Chapter 16

7.2K 653 34
                                    

Zwetta pov'

Kata orang cinta itu indah. Dia hadir secara tiba-tiba dan tidak ada syarat yang mengikatnya. Cinta bisa membawa suka dan juga duka tergantung bagaimana kita melakoninya. Namun tidak bagiku. Cinta bagaikan racun yang membunuhku secara perlahan. Rasa yang timbul dalam hati seorang psikopat sepertiku hanya akan membawa keburukan.

Aku bisa menerima kehadiran Lucas. Namun aku belum tentu bisa membalas cintanya. Hatiku terlalu keras untuk dia lapukkan. Tak ada simpati yang menjalar direlung hatiku. Tak ada percikan yang membuatku terus merindu.

Sebetulnya aku sempat berpikir bahwa aku mulai menyukainya. Bahkan jantungku tidak pernah berdetak normal saat berada didekatnya. Namun masa lalu yang terus mengiang diingatanku membuatku yakin tak ada cinta yang harus dipercaya. Cinta hanya membutakan segalanya.

Aku tidak boleh merasakan cinta. Cukup jiwa psiko ku saja yang menemani dikala aku bosan. Tak perlu ada kekasih dan pernikahan. Aku bisa hidup sendiri. Menjalani segalanya dengan mandiri.

"Aku pasti bisa! Setelah aku sembuh aku akan segera pergi dari sini dan dari hidup Lucas"
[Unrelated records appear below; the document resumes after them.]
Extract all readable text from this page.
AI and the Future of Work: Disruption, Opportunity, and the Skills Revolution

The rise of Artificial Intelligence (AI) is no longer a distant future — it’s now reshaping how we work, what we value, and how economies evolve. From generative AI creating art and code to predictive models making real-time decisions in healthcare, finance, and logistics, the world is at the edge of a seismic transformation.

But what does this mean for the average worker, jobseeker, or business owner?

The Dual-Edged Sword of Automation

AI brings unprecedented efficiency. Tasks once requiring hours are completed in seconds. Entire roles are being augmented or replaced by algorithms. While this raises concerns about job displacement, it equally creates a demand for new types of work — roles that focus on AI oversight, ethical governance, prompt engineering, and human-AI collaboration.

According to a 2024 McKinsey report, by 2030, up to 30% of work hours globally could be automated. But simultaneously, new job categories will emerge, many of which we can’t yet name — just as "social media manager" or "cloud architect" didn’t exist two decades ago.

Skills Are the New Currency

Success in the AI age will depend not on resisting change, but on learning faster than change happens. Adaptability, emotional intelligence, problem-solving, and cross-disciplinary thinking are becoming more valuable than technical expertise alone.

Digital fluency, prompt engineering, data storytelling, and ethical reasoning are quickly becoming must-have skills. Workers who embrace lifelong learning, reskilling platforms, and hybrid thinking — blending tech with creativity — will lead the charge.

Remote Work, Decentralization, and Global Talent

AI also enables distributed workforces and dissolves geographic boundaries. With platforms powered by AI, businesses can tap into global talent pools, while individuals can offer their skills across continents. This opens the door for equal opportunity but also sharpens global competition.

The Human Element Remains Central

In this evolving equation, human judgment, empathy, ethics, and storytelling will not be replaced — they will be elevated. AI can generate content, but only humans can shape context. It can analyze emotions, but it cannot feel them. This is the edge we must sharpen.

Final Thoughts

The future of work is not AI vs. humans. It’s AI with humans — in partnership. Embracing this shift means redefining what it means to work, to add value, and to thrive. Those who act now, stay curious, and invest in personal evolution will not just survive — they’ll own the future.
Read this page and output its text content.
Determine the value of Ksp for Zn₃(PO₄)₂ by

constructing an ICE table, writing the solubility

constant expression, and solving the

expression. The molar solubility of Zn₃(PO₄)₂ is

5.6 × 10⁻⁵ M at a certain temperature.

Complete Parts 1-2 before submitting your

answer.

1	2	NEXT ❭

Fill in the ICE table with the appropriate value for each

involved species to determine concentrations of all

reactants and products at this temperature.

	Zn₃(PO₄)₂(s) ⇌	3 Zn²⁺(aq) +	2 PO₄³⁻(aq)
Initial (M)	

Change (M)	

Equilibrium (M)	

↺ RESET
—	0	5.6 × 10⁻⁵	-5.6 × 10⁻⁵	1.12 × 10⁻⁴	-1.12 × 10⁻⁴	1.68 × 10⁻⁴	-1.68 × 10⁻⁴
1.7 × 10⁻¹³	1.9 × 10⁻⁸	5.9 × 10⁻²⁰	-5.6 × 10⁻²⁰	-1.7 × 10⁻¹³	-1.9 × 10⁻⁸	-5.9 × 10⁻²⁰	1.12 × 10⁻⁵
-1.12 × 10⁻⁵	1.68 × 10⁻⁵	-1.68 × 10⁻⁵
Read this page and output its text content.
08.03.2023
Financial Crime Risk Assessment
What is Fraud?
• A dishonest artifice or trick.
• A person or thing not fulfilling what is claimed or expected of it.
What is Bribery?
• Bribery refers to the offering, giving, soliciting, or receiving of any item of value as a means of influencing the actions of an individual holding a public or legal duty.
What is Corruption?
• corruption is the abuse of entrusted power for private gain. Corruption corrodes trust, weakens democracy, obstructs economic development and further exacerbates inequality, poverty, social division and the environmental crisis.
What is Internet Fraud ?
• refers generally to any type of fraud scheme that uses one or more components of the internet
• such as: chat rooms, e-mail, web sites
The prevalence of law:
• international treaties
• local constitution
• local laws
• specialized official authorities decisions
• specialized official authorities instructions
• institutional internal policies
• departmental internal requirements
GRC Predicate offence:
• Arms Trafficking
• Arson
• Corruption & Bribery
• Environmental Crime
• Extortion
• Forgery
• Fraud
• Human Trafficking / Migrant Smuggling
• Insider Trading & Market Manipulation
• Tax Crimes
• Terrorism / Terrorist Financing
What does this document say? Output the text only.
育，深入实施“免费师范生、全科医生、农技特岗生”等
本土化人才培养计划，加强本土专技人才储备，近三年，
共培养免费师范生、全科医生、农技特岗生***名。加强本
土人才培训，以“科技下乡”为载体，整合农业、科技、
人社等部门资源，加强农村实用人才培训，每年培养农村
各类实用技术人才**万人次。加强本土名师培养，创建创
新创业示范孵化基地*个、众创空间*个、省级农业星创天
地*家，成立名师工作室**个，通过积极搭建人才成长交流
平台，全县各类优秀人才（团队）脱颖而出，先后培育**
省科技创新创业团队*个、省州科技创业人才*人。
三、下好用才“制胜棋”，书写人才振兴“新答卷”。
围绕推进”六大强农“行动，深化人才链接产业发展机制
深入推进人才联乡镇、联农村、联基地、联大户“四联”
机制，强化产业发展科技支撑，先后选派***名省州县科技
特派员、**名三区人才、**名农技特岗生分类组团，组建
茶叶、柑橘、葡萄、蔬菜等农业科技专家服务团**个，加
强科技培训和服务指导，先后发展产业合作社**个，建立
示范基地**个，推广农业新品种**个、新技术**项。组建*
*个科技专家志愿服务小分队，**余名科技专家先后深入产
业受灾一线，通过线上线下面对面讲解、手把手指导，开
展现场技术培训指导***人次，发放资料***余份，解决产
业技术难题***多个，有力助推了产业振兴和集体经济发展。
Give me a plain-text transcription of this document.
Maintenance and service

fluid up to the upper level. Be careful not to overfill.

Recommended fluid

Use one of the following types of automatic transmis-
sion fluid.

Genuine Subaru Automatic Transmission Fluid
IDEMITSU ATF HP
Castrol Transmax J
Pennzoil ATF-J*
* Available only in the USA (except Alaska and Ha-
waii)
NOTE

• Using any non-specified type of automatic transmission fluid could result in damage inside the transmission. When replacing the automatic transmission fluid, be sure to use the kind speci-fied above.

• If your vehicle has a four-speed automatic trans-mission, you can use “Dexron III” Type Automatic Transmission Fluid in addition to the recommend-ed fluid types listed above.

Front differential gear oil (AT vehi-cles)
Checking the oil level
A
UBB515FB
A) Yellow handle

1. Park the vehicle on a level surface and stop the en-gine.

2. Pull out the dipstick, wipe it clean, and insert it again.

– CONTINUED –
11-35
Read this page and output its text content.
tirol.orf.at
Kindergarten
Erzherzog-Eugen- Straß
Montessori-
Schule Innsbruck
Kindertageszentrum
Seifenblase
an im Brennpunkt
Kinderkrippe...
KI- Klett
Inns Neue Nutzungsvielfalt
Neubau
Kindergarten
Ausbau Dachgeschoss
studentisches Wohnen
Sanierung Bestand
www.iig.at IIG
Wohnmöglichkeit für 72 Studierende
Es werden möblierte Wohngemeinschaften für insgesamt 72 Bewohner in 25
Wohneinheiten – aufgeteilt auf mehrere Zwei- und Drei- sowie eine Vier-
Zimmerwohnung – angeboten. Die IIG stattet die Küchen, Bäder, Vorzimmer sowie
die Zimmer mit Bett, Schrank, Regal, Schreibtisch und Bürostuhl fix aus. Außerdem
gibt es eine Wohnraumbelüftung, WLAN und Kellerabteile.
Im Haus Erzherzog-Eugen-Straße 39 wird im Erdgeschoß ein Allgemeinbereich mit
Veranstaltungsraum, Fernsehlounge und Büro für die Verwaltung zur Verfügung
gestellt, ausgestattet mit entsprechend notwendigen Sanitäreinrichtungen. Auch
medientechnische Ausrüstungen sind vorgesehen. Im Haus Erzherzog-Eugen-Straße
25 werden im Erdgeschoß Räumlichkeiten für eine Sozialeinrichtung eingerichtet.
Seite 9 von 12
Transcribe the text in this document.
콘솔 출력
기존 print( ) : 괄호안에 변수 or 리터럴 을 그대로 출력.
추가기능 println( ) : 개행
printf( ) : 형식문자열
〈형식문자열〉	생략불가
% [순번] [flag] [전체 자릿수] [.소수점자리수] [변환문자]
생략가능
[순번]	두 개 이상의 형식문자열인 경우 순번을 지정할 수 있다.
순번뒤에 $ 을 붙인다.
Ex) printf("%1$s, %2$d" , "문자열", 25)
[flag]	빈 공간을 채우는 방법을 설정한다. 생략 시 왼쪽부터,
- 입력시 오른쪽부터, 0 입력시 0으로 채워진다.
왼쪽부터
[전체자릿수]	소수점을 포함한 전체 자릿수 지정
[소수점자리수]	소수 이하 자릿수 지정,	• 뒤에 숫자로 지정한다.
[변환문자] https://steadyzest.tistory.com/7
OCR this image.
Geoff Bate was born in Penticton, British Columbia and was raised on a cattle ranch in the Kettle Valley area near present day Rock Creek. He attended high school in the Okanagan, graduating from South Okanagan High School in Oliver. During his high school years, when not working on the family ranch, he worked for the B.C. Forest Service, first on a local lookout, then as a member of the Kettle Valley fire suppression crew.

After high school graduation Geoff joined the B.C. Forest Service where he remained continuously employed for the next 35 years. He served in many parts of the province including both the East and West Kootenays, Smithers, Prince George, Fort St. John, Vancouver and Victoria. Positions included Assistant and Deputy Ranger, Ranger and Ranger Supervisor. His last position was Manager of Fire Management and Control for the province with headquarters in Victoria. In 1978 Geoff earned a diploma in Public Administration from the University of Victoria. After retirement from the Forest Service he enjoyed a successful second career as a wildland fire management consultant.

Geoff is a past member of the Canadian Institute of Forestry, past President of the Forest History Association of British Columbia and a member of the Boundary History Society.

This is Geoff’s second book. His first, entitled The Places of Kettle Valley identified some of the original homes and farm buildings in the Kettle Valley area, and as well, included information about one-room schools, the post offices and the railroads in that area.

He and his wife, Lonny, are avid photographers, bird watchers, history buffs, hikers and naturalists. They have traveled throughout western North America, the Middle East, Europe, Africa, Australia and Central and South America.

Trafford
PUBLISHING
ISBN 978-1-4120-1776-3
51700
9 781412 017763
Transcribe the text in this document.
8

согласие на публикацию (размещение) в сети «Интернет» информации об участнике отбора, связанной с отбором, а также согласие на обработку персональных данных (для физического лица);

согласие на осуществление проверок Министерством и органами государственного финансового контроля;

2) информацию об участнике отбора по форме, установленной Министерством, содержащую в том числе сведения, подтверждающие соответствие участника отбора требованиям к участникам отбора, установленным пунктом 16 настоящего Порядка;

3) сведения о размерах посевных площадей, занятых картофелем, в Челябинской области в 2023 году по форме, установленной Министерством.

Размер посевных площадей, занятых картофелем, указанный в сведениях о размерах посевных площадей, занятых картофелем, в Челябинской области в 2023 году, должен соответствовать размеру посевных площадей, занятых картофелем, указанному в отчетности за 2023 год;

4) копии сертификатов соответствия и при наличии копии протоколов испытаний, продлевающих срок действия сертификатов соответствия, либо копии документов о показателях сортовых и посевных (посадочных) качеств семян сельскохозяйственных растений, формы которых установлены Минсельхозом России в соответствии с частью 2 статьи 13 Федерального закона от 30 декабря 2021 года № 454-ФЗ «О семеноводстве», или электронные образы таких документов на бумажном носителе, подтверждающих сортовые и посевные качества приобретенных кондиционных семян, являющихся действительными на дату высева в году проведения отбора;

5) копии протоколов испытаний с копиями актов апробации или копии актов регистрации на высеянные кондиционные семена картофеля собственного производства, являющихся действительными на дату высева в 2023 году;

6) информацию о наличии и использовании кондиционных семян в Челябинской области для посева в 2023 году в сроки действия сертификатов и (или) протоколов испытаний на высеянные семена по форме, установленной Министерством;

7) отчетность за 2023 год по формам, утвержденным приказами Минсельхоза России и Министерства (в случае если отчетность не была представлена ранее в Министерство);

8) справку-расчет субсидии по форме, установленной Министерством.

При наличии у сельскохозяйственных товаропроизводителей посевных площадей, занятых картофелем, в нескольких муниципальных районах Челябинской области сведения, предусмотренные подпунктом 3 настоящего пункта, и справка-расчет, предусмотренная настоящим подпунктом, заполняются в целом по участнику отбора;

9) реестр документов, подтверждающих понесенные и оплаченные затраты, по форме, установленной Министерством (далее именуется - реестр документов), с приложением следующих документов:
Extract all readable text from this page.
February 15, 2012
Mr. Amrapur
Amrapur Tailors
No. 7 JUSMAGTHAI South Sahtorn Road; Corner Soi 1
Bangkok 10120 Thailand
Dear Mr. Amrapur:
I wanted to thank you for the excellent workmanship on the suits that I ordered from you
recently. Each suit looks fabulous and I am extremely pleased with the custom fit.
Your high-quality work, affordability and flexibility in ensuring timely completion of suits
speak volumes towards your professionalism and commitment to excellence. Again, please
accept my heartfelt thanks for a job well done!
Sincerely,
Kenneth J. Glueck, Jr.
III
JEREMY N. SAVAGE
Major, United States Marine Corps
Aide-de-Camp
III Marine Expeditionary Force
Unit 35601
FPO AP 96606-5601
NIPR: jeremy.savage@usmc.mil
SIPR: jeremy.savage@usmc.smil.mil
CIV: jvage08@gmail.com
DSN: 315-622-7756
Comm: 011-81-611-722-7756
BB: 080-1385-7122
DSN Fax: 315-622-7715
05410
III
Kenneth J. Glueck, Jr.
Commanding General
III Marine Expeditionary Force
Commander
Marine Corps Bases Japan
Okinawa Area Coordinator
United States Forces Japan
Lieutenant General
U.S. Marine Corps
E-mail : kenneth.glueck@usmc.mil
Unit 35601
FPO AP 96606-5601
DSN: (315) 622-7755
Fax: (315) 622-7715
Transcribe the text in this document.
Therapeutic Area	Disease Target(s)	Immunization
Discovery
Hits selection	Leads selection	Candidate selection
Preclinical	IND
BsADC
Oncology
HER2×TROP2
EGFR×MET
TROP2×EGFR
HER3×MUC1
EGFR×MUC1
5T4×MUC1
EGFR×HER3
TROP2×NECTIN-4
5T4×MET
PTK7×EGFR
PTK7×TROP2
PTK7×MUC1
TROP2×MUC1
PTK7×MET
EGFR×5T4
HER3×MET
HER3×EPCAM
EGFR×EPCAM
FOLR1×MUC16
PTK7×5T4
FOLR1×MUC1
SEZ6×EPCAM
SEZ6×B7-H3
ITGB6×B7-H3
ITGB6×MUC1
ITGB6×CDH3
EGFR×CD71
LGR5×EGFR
"Apa?! ka...kau ingin per..gi dariku?"

Deg

Apa itu Lucas? Tapi dari suaranya aku bisa tahu bahwa itu memang dia. Astaga mengapa aku tak menyadari kehadirannya?

Aku berbalik dan menatapnya dengan datar. Aku tidak boleh menunjukkan sisi lainku yang telah lama mati bersama dengan kenangan-kenangan itu.

"Tidak masalah, bukan? Memangnya kita berkerabat?"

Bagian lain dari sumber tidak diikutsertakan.